Philippe Faucon : Les images sont impressionnantes et disent beaucoup. Ce n’est pas simple d’aller jusqu’au bout même si l’on est convaincu et c’est ainsi que les gens procèdent.

— (Divergences FM) : Tout le passage à l’acte est très long.

Philippe Faucon : Depuis le lever du soleil et avant le passage à l’acte, cela semble long car il y a aussi du suspens.

Annie Gava (Zibeline) : C’est tellement désespéré que je me suis surprise à espérer qu’ils renoncent.

Philippe Faucon : J’ai envie de dire que c’est une réaction « normale », on a envie d’y croire. La larme que l’on voit sur la joue de Rachid n’était pas dans le scénario, elle lui est venue à ce moment-là. La scène était sans doute très forte pour lui.

Dans le film, le frère d’Ali (Rachid Debbouze) lui dit de réfléchir, de ne pas se laisser manipuler, de faire marcher sa tête, mais l’endoctrinement ne lui laisse guère le choix. Les jeunes sont à la fois enfermés et coupés de toute influence autour d’eux. Ils ne sont réceptifs qu’à la parole du recruteur. C’est une technique et ces gens sont très forts dans ce domaine. Je ne sais plus si cela est resté dans le film, mais, dans le scénario, le recruteur dit connaître tous les coins du cerveau et l’histoire de ces jeunes.

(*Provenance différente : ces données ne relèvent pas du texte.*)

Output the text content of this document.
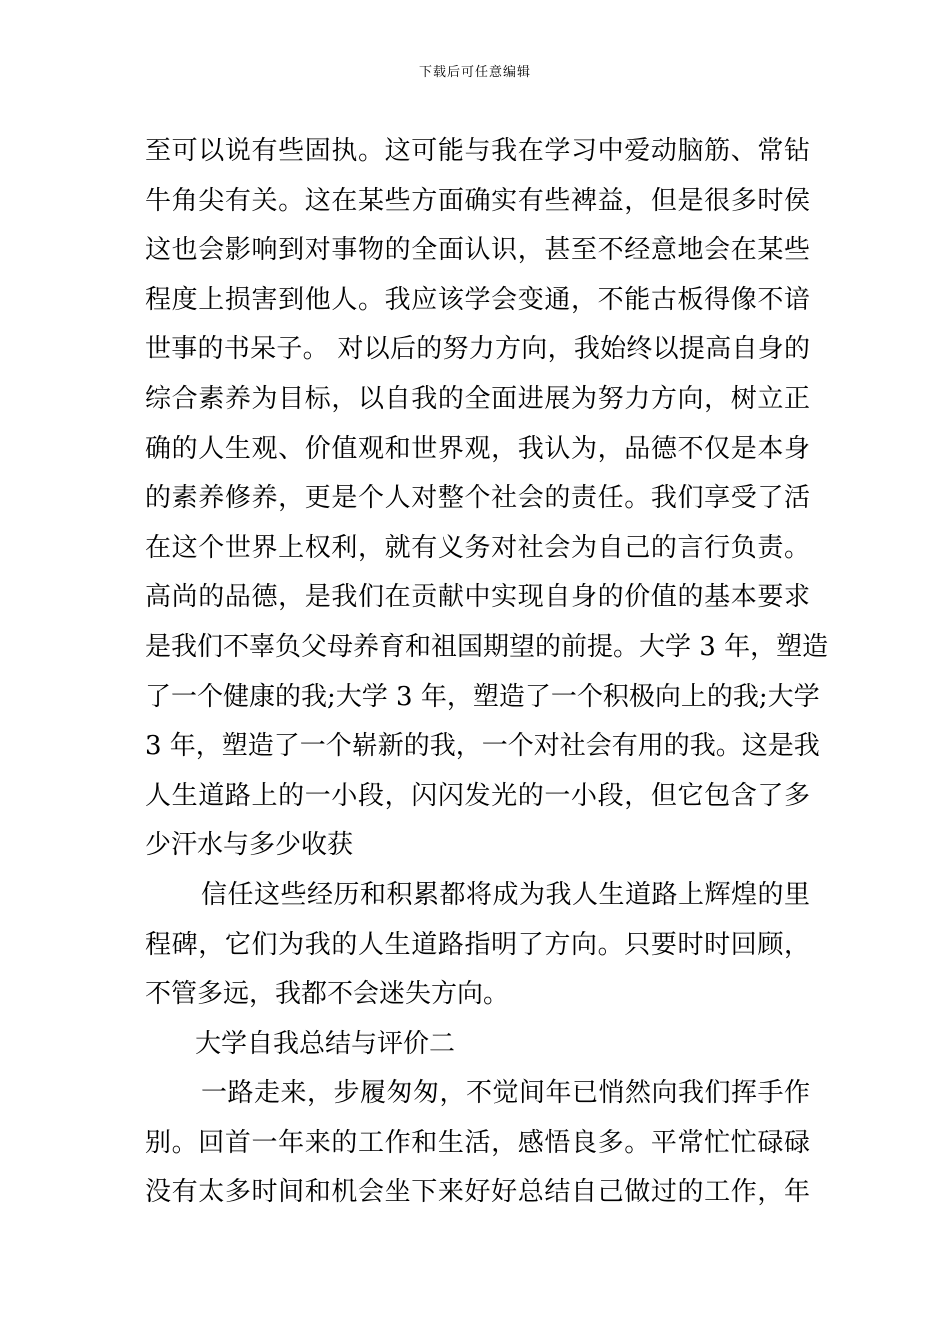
下载后可任意编辑
至可以说有些固执。这可能与我在学习中爱动脑筋、常钻
牛角尖有关。这在某些方面确实有些裨益，但是很多时侯
这也会影响到对事物的全面认识，甚至不经意地会在某些
程度上损害到他人。我应该学会变通，不能古板得像不谙
世事的书呆子。 对以后的努力方向，我始终以提高自身的
综合素养为目标，以自我的全面进展为努力方向，树立正
确的人生观、价值观和世界观，我认为，品德不仅是本身
的素养修养，更是个人对整个社会的责任。我们享受了活
在这个世界上权利，就有义务对社会为自己的言行负责。
高尚的品德，是我们在贡献中实现自身的价值的基本要求
是我们不辜负父母养育和祖国期望的前提。大学 3 年，塑造
了一个健康的我;大学 3 年，塑造了一个积极向上的我;大学
3 年，塑造了一个崭新的我，一个对社会有用的我。这是我
人生道路上的一小段，闪闪发光的一小段，但它包含了多
少汗水与多少收获
信任这些经历和积累都将成为我人生道路上辉煌的里
程碑，它们为我的人生道路指明了方向。只要时时回顾，
不管多远，我都不会迷失方向。
大学自我总结与评价二
一路走来，步履匆匆，不觉间年已悄然向我们挥手作
别。回首一年来的工作和生活，感悟良多。平常忙忙碌碌
没有太多时间和机会坐下来好好总结自己做过的工作，年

Christiane Passevant : Vous avez parlé de secte, c’est le même système.

Philippe Faucon : C’est la même chose.

Annie Gava (Zibeline) : Les dernières paroles de la mère sont « ils ont tué mon fils ». Le « ils » est ambigu. Vous l’avez voulu ainsi ?

Philippe Faucon : Elle évoque sans doute ceux qui ont manipulé et détourné son fils, mais il n’y a sans doute pas qu’eux. De toute façon, elle ne pouvait pas le dire autrement.

Christiane Passevant : C’est aussi plus fort pour la réflexion de laisser cette ambiguïté. C’est une porte ouverte pour comprendre la situation et ses conséquences.

— (Divergences FM) : Pensez-vous que le festival international du cinéma méditerranéen de Montpellier soit une opportunité de montrer ce genre de film ?

Philippe Faucon : Oui et c’est un festival que j’aime beaucoup. J’y suis déjà venu plusieurs fois. C’est un festival différent qui montre des films pas forcément produits pas de grosses machines et de façon très judicieuse. Des cinéastes sont apparus ici, soi-disant découverts ailleurs ensuite. Cinemed est un des rares festivals où le public est très présent et avec une grande curiosité. Les salles sont pleines, les gens sont en demande, il y a une envie, de l’intérêt et c’est bien de sentir cela. Ce n’est pas le cas partout.


Cet entretien a eu lieu le samedi 22 octobre 2011 dans le cadre du 33e Festival international du cinéma méditerranéen de Montpellier, CINEMED.

Projeté en avant-première au 33e CINEMED, La Désintégration sort le 15 février 2012 dans les salles.